Check reality, Accept the Consequences, Don’t Catastrophize and Be Mindful, this is probably best explained with an example:

So say you believe you have run over someone on the way home.  You think about every moment of your drive over and over again but even though you can’t find one scrap of evidence that you have run someone over you cannot shift the false memory.  

Firstly Check Reality: think about your reaction, would you really be able to drive over someone and:

  • a) Not notice
  • b) Have absolutely no memorable reaction
  • c) No one else notice?

unlikely I would say

Next: Accept the Consequences (I realise this one sounds a bit odd but it does help me to move on.)

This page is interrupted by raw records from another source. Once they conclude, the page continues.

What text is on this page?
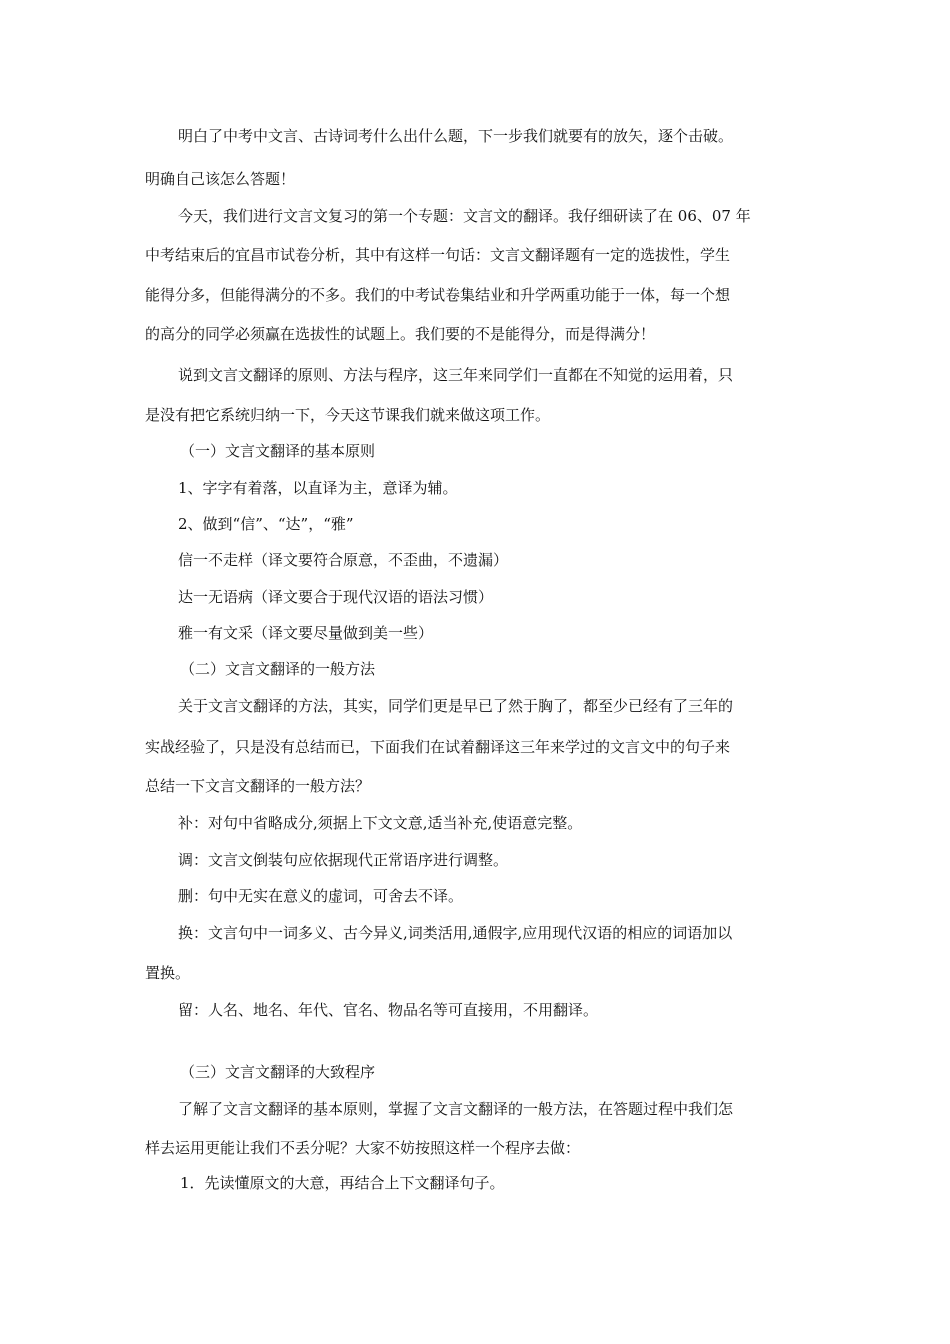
明白了中考中文言、古诗词考什么出什么题，下一步我们就要有的放矢，逐个击破。

明确自己该怎么答题！

今天，我们进行文言文复习的第一个专题：文言文的翻译。我仔细研读了在 06、07 年

中考结束后的宜昌市试卷分析，其中有这样一句话：文言文翻译题有一定的选拔性，学生

能得分多，但能得满分的不多。我们的中考试卷集结业和升学两重功能于一体，每一个想

的高分的同学必须赢在选拔性的试题上。我们要的不是能得分，而是得满分！

说到文言文翻译的原则、方法与程序，这三年来同学们一直都在不知觉的运用着，只

是没有把它系统归纳一下，今天这节课我们就来做这项工作。

（一）文言文翻译的基本原则

1、字字有着落，以直译为主，意译为辅。

2、做到“信”、“达”，“雅”

信一不走样（译文要符合原意，不歪曲，不遗漏）

达一无语病（译文要合于现代汉语的语法习惯）

雅一有文采（译文要尽量做到美一些）

（二）文言文翻译的一般方法

关于文言文翻译的方法，其实，同学们更是早已了然于胸了，都至少已经有了三年的

实战经验了，只是没有总结而已，下面我们在试着翻译这三年来学过的文言文中的句子来

总结一下文言文翻译的一般方法？

补：对句中省略成分,须据上下文文意,适当补充,使语意完整。

调：文言文倒装句应依据现代正常语序进行调整。

删：句中无实在意义的虚词，可舍去不译。

换：文言句中一词多义、古今异义,词类活用,通假字,应用现代汉语的相应的词语加以

置换。

留：人名、地名、年代、官名、物品名等可直接用，不用翻译。

（三）文言文翻译的大致程序

了解了文言文翻译的基本原则，掌握了文言文翻译的一般方法，在答题过程中我们怎

样去运用更能让我们不丢分呢？大家不妨按照这样一个程序去做：

1．先读懂原文的大意，再结合上下文翻译句子。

So the consequence of this event would probably be that you would be arrested and have some sort of trial, you may end up in prison and would have to live with the guilt of what you’d done.  I don’t know how many times I’ve imagined myself in police interview rooms explaining that ‘I don’t even remember doing it, sorry’ but actually when you start to realise you wouldn’t have anything to say to the police and that you shouldn’t be able to feel guilty for something you don’t even remember doing.  You start to feel yourself relax.  A lot of the time acceptance of these consequences is easier to deal with then the OCD feeling and constant thinking over of the events.

Next: Don’t Catasrophise the event:

You have no memory of this event so you don’t know what happened, therefore tell yourself that the best outcome occurred rather then the worst.  In this scenario it is just as likely, isn’t it?  So instead of thinking that the person you think you ran over died.  Think that you didn’t run anyone over (which is the actual reality).

Lastly: Be Mindful

OK so even if these consequences are coming your way, (which of course they’re not) they’re not happening right now, right this second are they and even if they do (which they won’t) you will deal with them then, not now.

No one knows what’s around the corner and this is why we bring mindfulness back in at this point.  Right here, right now, non of that is happening and until then you must make the most of every single second you have because life is super short and you can’t worry about the future.

So that was a lot of information (deep breath), I do feel like I’ve rambled quite a bit in this post (sorry about that).  I really do hope you’ve been able to follow it and it’s made some sense.  These tactics have really worked for me in fighting my false memories so I really hope that they can help you too.